I talk to more than 50,000 children a year about books. I ask them what they like to read. And many of them talk about sports books, because that’s what I write.

This is my list of sports book Christmas ideas for children based on what children say to me.

The Guinness Book of Records do football and rugby versions. Ideal for children who like facts and who might not be confident with reading long linear narratives. 6+

The Know the Game Series are short and clear books with the rules of most sports and games. Very comprehensive. Include loads of sports. Good value at £5. 7+

Charlie Merrick’s Misfits in Fouls, Friends and Football by Dave Cousins is a very accessible well-illustrated non-intimidating story about football. A little in the style of Wimpy Kid, etc. Funny too. 8+           

There are lots of boys’ football series. There is only one for girls that is in print, but it’s great. Helena Pielichaty’s Girls FC series. Twelve excellent stories. 7+

The 2015 England Rugby Annual is one of the few non-fiction rugby books for children. Lots of pictures, puzzles and facts. Great for Christmas Day. Be careful not to buy it for anyone who doesn’t support England. 6+

Jessica Ennis’ autobiographyUnbelieveable – looks like it is for adults, but Ennis wanted it written for children too. A confident 10+ could read it. My daughter did and found it very inspiring. She now has Jessica Ennis posters on her walls.
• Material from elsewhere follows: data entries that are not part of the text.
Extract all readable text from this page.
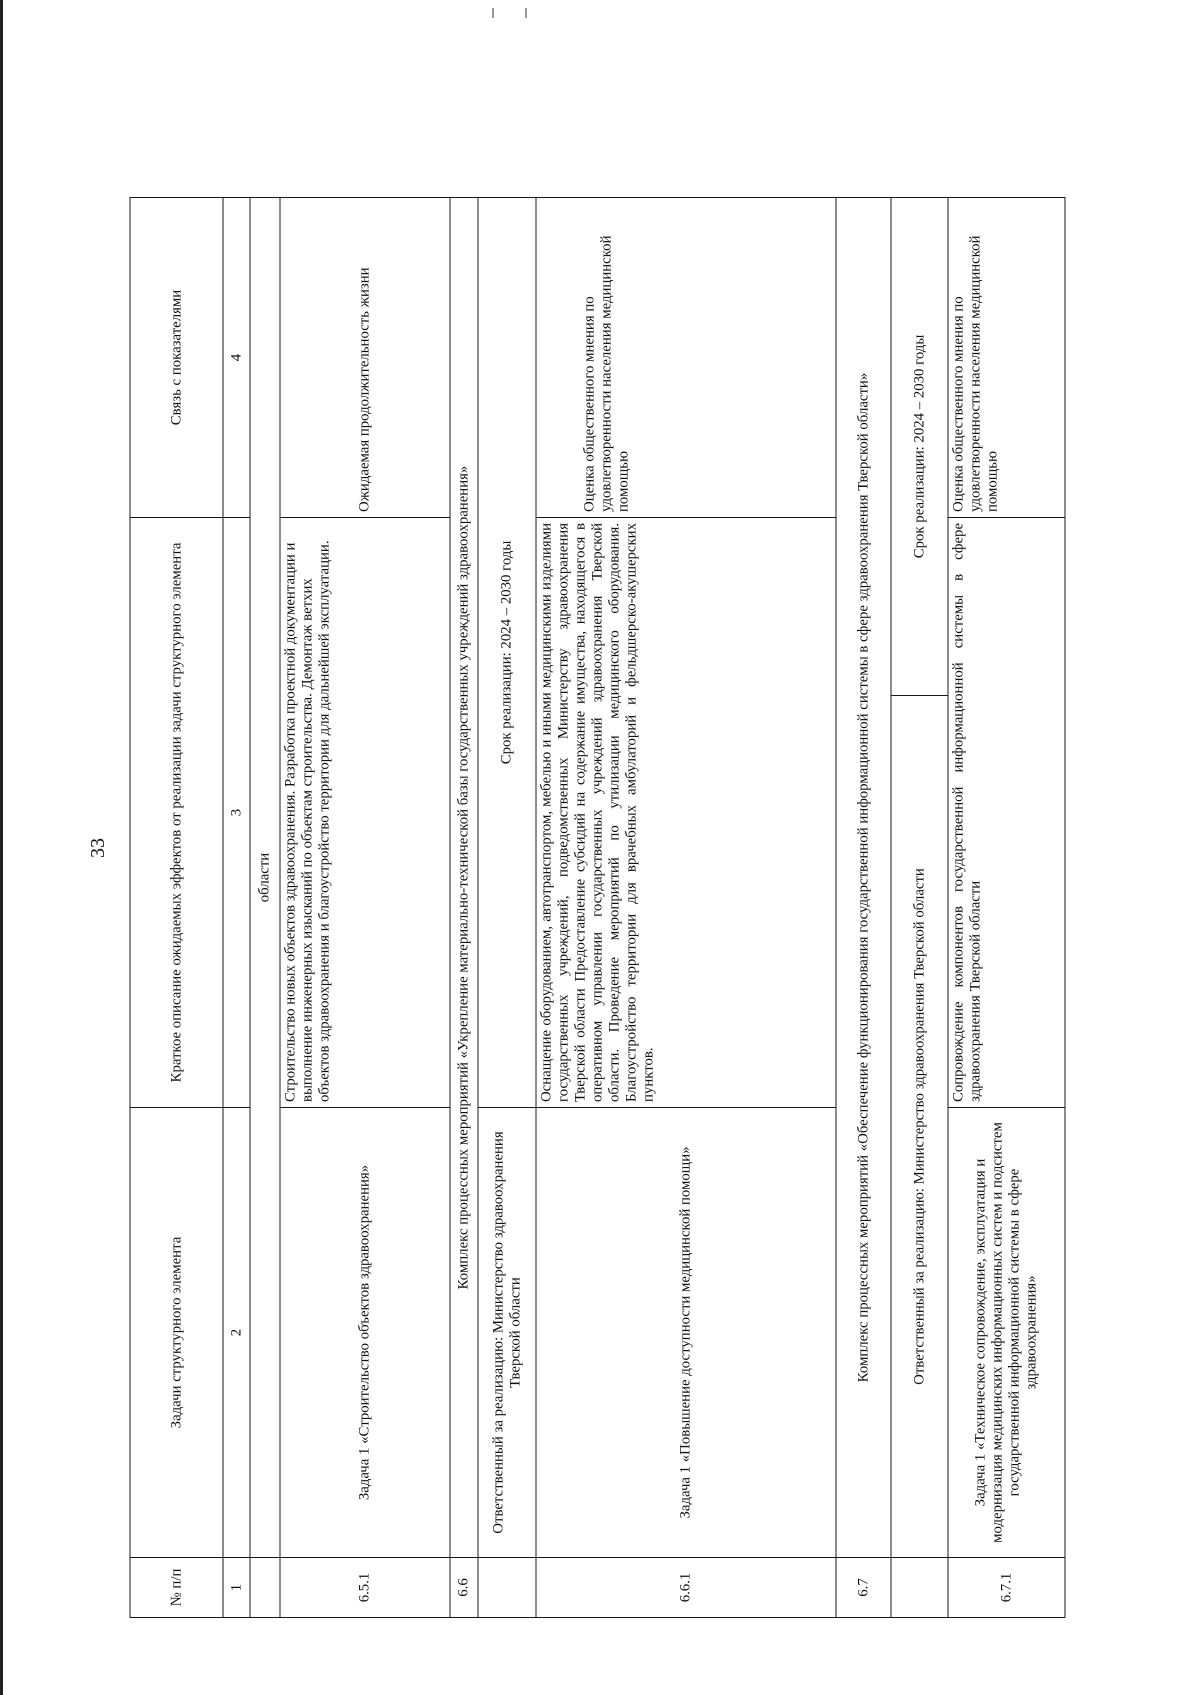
33
№ п/п	Задачи структурного элемента	Краткое описание ожидаемых эффектов от реализации задачи структурного элемента		Связь с показателями
1	2	3		4
	области			
6.5.1	Задача 1 «Строительство объектов здравоохранения»	Строительство новых объектов здравоохранения. Разработка проектной документации и выполнение инженерных изысканий по объектам строительства. Демонтаж ветхих объектов здравоохранения и благоустройство территории для дальнейшей эксплуатации.		Ожидаемая продолжительность жизни
6.6	Комплекс процессных мероприятий «Укрепление материально-технической базы государственных учреждений здравоохранения»			
	Ответственный за реализацию: Министерство здравоохранения Тверской области	Срок реализации: 2024 – 2030 годы		
6.6.1	Задача 1 «Повышение доступности медицинской помощи»	Оснащение оборудованием, автотранспортом, мебелью и иными медицинскими изделиями государственных учреждений, подведомственных Министерству здравоохранения Тверской области Предоставление субсидий на содержание имущества, находящегося в оперативном управлении государственных учреждений здравоохранения Тверской области. Проведение мероприятий по утилизации медицинского оборудования. Благоустройство территории для врачебных амбулаторий и фельдшерско-акушерских пунктов.		Оценка общественного мнения по удовлетворенности населения медицинской помощью
6.7	Комплекс процессных мероприятий «Обеспечение функционирования государственной информационной системы в сфере здравоохранения Тверской области»			
	Ответственный за реализацию: Министерство здравоохранения Тверской области		Срок реализации: 2024 – 2030 годы	
6.7.1	Задача 1 «Техническое сопровождение, эксплуатация и модернизация медицинских информационных систем и подсистем государственной информационной системы в сфере здравоохранения»	Сопровождение компонентов государственной информационной системы в сфере здравоохранения Тверской области		Оценка общественного мнения по удовлетворенности населения медицинской помощью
Another Olympic autobiography – covering swimmning, cycling and running – is the Brownlee brothers’, Swim Bike Run: our triathlon story. Not only the story of their training and competing, but filled with training tips too. 9+

Another annual not about balls – although some might argue with that – is the Top Gear 2015 annual. Lots of kids are obsessed with cars. This is one Top Gear publication that is aimed at kids, so it is relatively safe. 7+

One Dollar Horse by Lauren St John is a great story set in the world of equestrianism.  A girl and a horse. But more than your usual pony tale. St John writes animals as well – or better – than anyone. 9+

And – finally – one for next year. Loads of children love WWE wrestling. 2015 sees the first children’s wrestling novel I know of. Phil Earle’s Demolition Dad. Phil is a fine writer, so it’ll be good. 7+

Finally, it’s all very well promoting other authors’ books, but I write sports fiction too. Rugby Academy and Over the Line are the new ones.